Pseudomonas aeruginosa is a gram-negative opportunistic bacterium and a major cause of healthcare-associated pneumonia, bloodstream infections, and urinary tract infections in humans. Although many putative P. aeruginosa virulence factors have been identified, much remains unclear regarding the mechanisms by which this bacterium colonizes, invades, and disseminates within its host. We investigate the mechanisms by which P. aeruginosa interacts with host cells to cause disease. A particular interest of the lab is the role of the type III secretion system in pathogenesis. Type III secretion pathways form needle-like apparatuses that inject toxins directly into the cytoplasm of host cells. They are used by many gram-negative bacteria to injure or kill human cells and thus cause disease. We focus on the interaction of the secreted toxins with the host. Type-III-secreted toxins are characterized using molecular techniques, while tissue culture and mouse models of pneumonia are used to examine the effects these toxins have on the host and to characterize their roles in disease. Current projects involve the use of molecular techniques to study mechanisms of toxin-mediated host cell injury, the development of new therapies, and investigation of the interaction between toxins and the host immune system.

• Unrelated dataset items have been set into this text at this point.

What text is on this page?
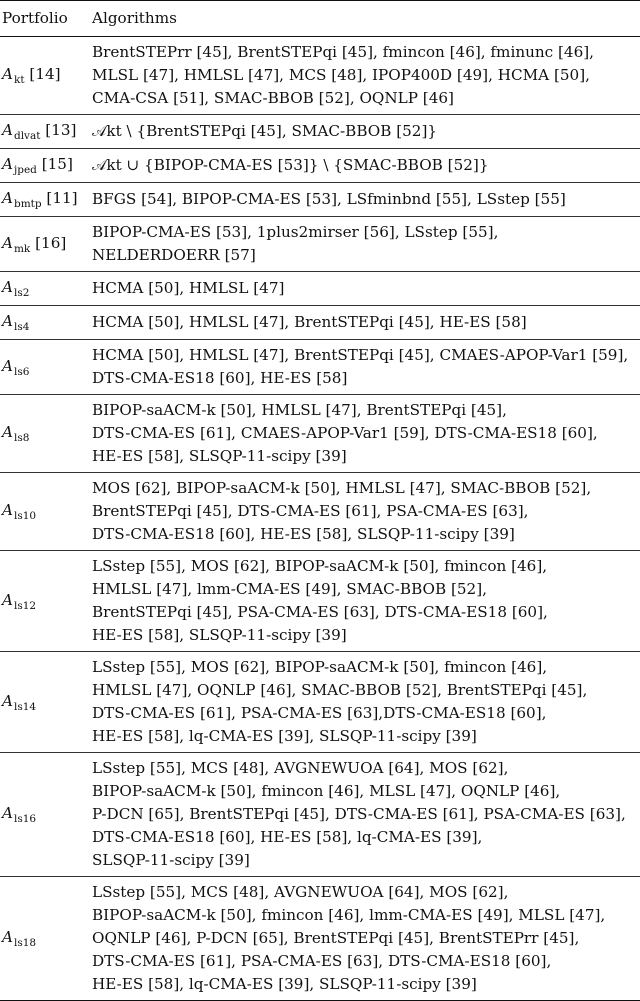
Portfolio	Algorithms
$A_{kt}$ [14]	BrentSTEPrr [45], BrentSTEPqi [45], fmincon [46], fminunc [46],
MLSL [47], HMLSL [47], MCS [48], IPOP400D [49], HCMA [50],
CMA-CSA [51], SMAC-BBOB [52], OQNLP [46]

$A_{dlvat}$ [13]	𝒜kt \ {BrentSTEPqi [45], SMAC-BBOB [52]}

$A_{jped}$ [15]	𝒜kt ∪ {BIPOP-CMA-ES [53]} \ {SMAC-BBOB [52]}

$A_{bmtp}$ [11]	BFGS [54], BIPOP-CMA-ES [53], LSfminbnd [55], LSstep [55]

$A_{mk}$ [16]	BIPOP-CMA-ES [53], 1plus2mirser [56], LSstep [55],
NELDERDOERR [57]

$A_{ls2}$	HCMA [50], HMLSL [47]

$A_{ls4}$	HCMA [50], HMLSL [47], BrentSTEPqi [45], HE-ES [58]

$A_{ls6}$	HCMA [50], HMLSL [47], BrentSTEPqi [45], CMAES-APOP-Var1 [59],
DTS-CMA-ES18 [60], HE-ES [58]

$A_{ls8}$	BIPOP-saACM-k [50], HMLSL [47], BrentSTEPqi [45],
DTS-CMA-ES [61], CMAES-APOP-Var1 [59], DTS-CMA-ES18 [60],
HE-ES [58], SLSQP-11-scipy [39]

$A_{ls10}$	MOS [62], BIPOP-saACM-k [50], HMLSL [47], SMAC-BBOB [52],
BrentSTEPqi [45], DTS-CMA-ES [61], PSA-CMA-ES [63],
DTS-CMA-ES18 [60], HE-ES [58], SLSQP-11-scipy [39]

$A_{ls12}$	LSstep [55], MOS [62], BIPOP-saACM-k [50], fmincon [46],
HMLSL [47], lmm-CMA-ES [49], SMAC-BBOB [52],
BrentSTEPqi [45], PSA-CMA-ES [63], DTS-CMA-ES18 [60],
HE-ES [58], SLSQP-11-scipy [39]

$A_{ls14}$	LSstep [55], MOS [62], BIPOP-saACM-k [50], fmincon [46],
HMLSL [47], OQNLP [46], SMAC-BBOB [52], BrentSTEPqi [45],
DTS-CMA-ES [61], PSA-CMA-ES [63],DTS-CMA-ES18 [60],
HE-ES [58], lq-CMA-ES [39], SLSQP-11-scipy [39]

$A_{ls16}$	LSstep [55], MCS [48], AVGNEWUOA [64], MOS [62],
BIPOP-saACM-k [50], fmincon [46], MLSL [47], OQNLP [46],
P-DCN [65], BrentSTEPqi [45], DTS-CMA-ES [61], PSA-CMA-ES [63],
DTS-CMA-ES18 [60], HE-ES [58], lq-CMA-ES [39],
SLSQP-11-scipy [39]

$A_{ls18}$	LSstep [55], MCS [48], AVGNEWUOA [64], MOS [62],
BIPOP-saACM-k [50], fmincon [46], lmm-CMA-ES [49], MLSL [47],
OQNLP [46], P-DCN [65], BrentSTEPqi [45], BrentSTEPrr [45],
DTS-CMA-ES [61], PSA-CMA-ES [63], DTS-CMA-ES18 [60],
HE-ES [58], lq-CMA-ES [39], SLSQP-11-scipy [39]
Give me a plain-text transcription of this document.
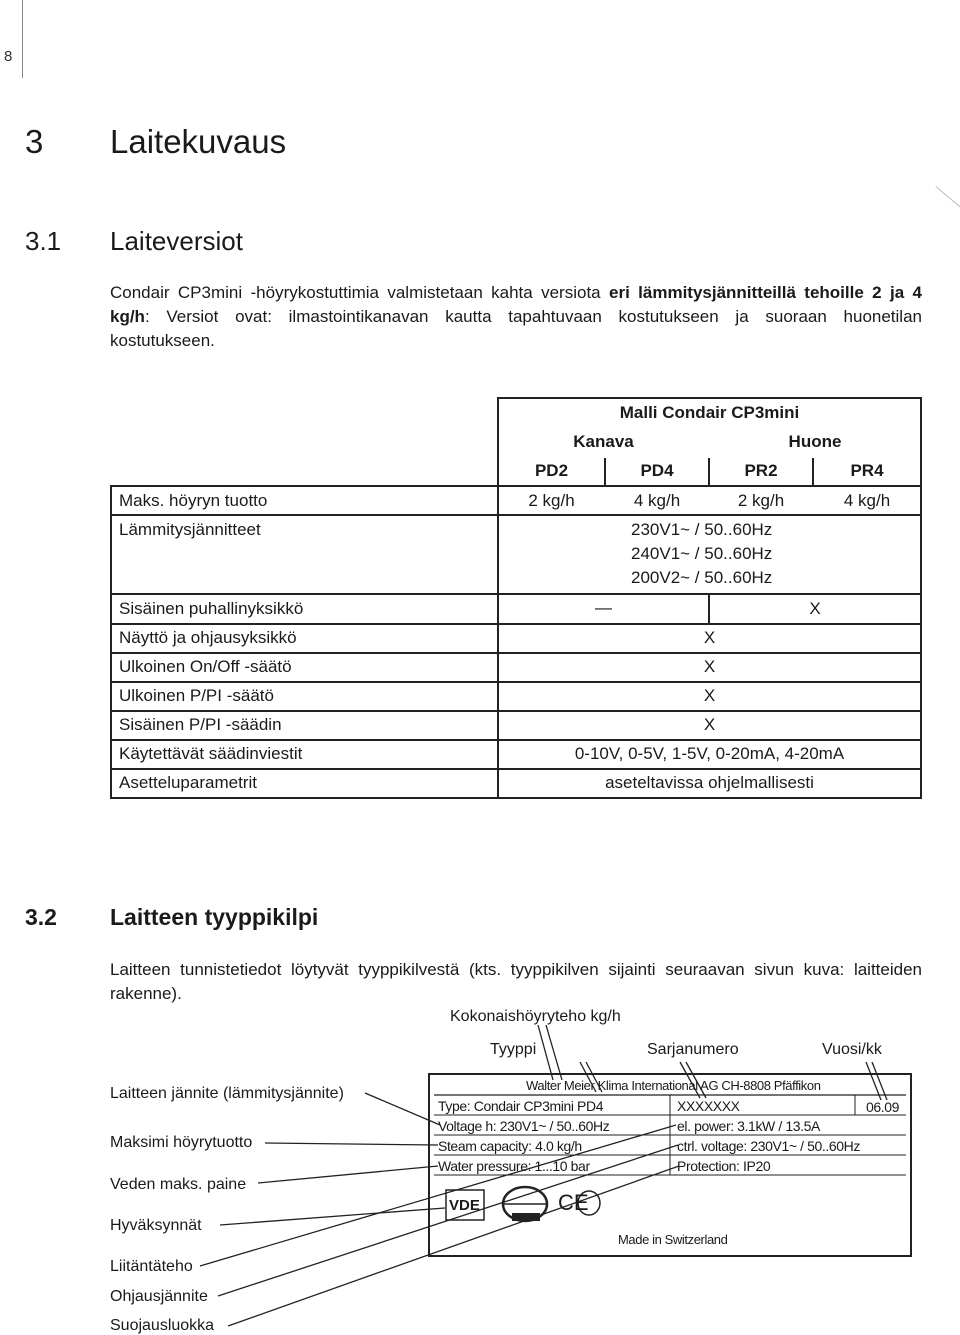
8
3 Laitekuvaus
3.1 Laiteversiot
Condair CP3mini -höyrykostuttimia valmistetaan kahta versiota eri lämmitysjännitteillä tehoille 2 ja 4 kg/h: Versiot ovat: ilmastointikanavan kautta tapahtuvaan kostutukseen ja suoraan huonetilan kostutukseen.
Malli Condair CP3mini
Kanava	Huone
PD2	PD4	PR2	PR4
Maks. höyryn tuotto	2 kg/h	4 kg/h	2 kg/h	4 kg/h
Lämmitysjännitteet	230V1~ / 50..60Hz
240V1~ / 50..60Hz
200V2~ / 50..60Hz
Sisäinen puhallinyksikkö	—	X
Näyttö ja ohjausyksikkö	X
Ulkoinen On/Off -säätö	X
Ulkoinen P/PI -säätö	X
Sisäinen P/PI -säädin	X
Käytettävät säädinviestit	0-10V, 0-5V, 1-5V, 0-20mA, 4-20mA
Asetteluparametrit	aseteltavissa ohjelmallisesti
3.2 Laitteen tyyppikilpi
Laitteen tunnistetiedot löytyvät tyyppikilvestä (kts. tyyppikilven sijainti seuraavan sivun kuva: laitteiden rakenne).
Kokonaishöyryteho kg/h
Tyyppi	Sarjanumero	Vuosi/kk
Laitteen jännite (lämmitysjännite)
Maksimi höyrytuotto
Veden maks. paine
Hyväksynnät
Liitäntäteho
Ohjausjännite
Suojausluokka
Walter Meier Klima International AG CH-8808 Pfäffikon
Type: Condair CP3mini PD4	XXXXXXX	06.09
Voltage h: 230V1~ / 50..60Hz	el. power: 3.1kW / 13.5A
Steam capacity: 4.0 kg/h	ctrl. voltage: 230V1~ / 50..60Hz
Water pressure: 1...10 bar	Protection: IP20
Made in Switzerland
VDE	CE
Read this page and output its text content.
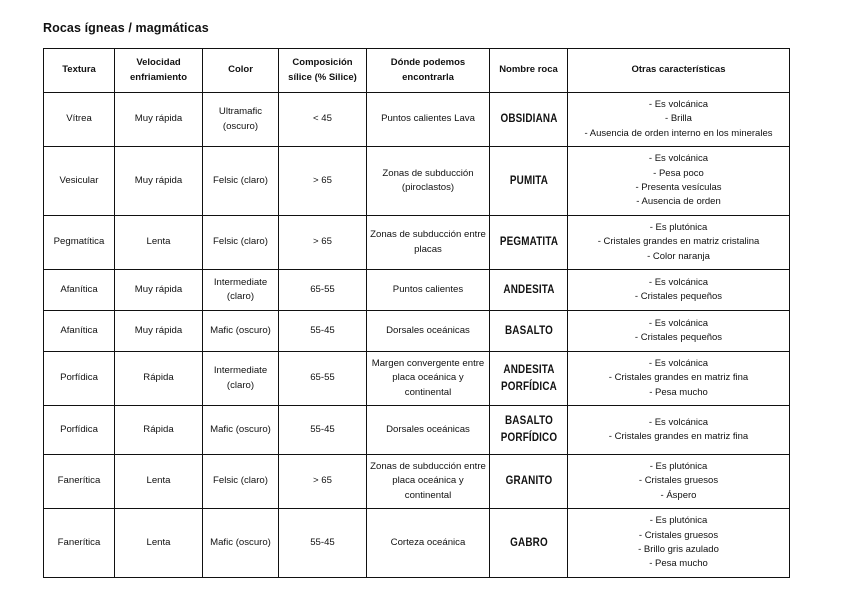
Rocas ígneas / magmáticas
Textura	Velocidad enfriamiento	Color	Composición sílice (% Silice)	Dónde podemos encontrarla	Nombre roca	Otras características
Vítrea	Muy rápida	Ultramafic (oscuro)	< 45	Puntos calientes Lava	OBSIDIANA	- Es volcánica
- Brilla
- Ausencia de orden interno en los minerales

Vesicular	Muy rápida	Felsic (claro)	> 65	Zonas de subducción (piroclastos)	PUMITA	- Es volcánica
- Pesa poco
- Presenta vesículas
- Ausencia de orden

Pegmatítica	Lenta	Felsic (claro)	> 65	Zonas de subducción entre placas	PEGMATITA	- Es plutónica
- Cristales grandes en matriz cristalina
- Color naranja

Afanítica	Muy rápida	Intermediate (claro)	65-55	Puntos calientes	ANDESITA	- Es volcánica
- Cristales pequeños

Afanítica	Muy rápida	Mafic (oscuro)	55-45	Dorsales oceánicas	BASALTO	- Es volcánica
- Cristales pequeños

Porfídica	Rápida	Intermediate (claro)	65-55	Margen convergente entre placa oceánica y continental	ANDESITA PORFÍDICA	- Es volcánica
- Cristales grandes en matriz fina
- Pesa mucho

Porfídica	Rápida	Mafic (oscuro)	55-45	Dorsales oceánicas	BASALTO PORFÍDICO	- Es volcánica
- Cristales grandes en matriz fina

Fanerítica	Lenta	Felsic (claro)	> 65	Zonas de subducción entre placa oceánica y continental	GRANITO	- Es plutónica
- Cristales gruesos
- Áspero

Fanerítica	Lenta	Mafic (oscuro)	55-45	Corteza oceánica	GABRO	- Es plutónica
- Cristales gruesos
- Brillo gris azulado
- Pesa mucho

In a second project, we are using comparative genomic approaches to examine why some bacterial strains are more virulent than others. These investigations have been applied to P. aeruginosa as well as other healthcare-associated bacteria such as Acinetobacter baumannii and carbapenem-resistant Klebsiella pneumoniae (CRE strains). To date, studies have led to the identification of several genetic elements that encode novel virulence factors made by some strains but not others. One such element, RhsT, over-activates the inflammasome to cause excessive inflammation. We plan to expand these studies to identify additional novel accessory genomic elements and virulence factors and to explore the mechanism by which these factors enhance disease severity.
New projects in the lab include translational approaches that utilize small-molecule inhibitors and nanoparticles as potential therapeutic strategies. The common theme of all the projects being explored by the lab is to better understand the mechanisms by which multidrug-resistant bacteria cause disease and to use this knowledge to block these mechanisms. In addition, these bacterial factors may prove to be powerful tools for the dissection of eukaryotic cell signaling pathways.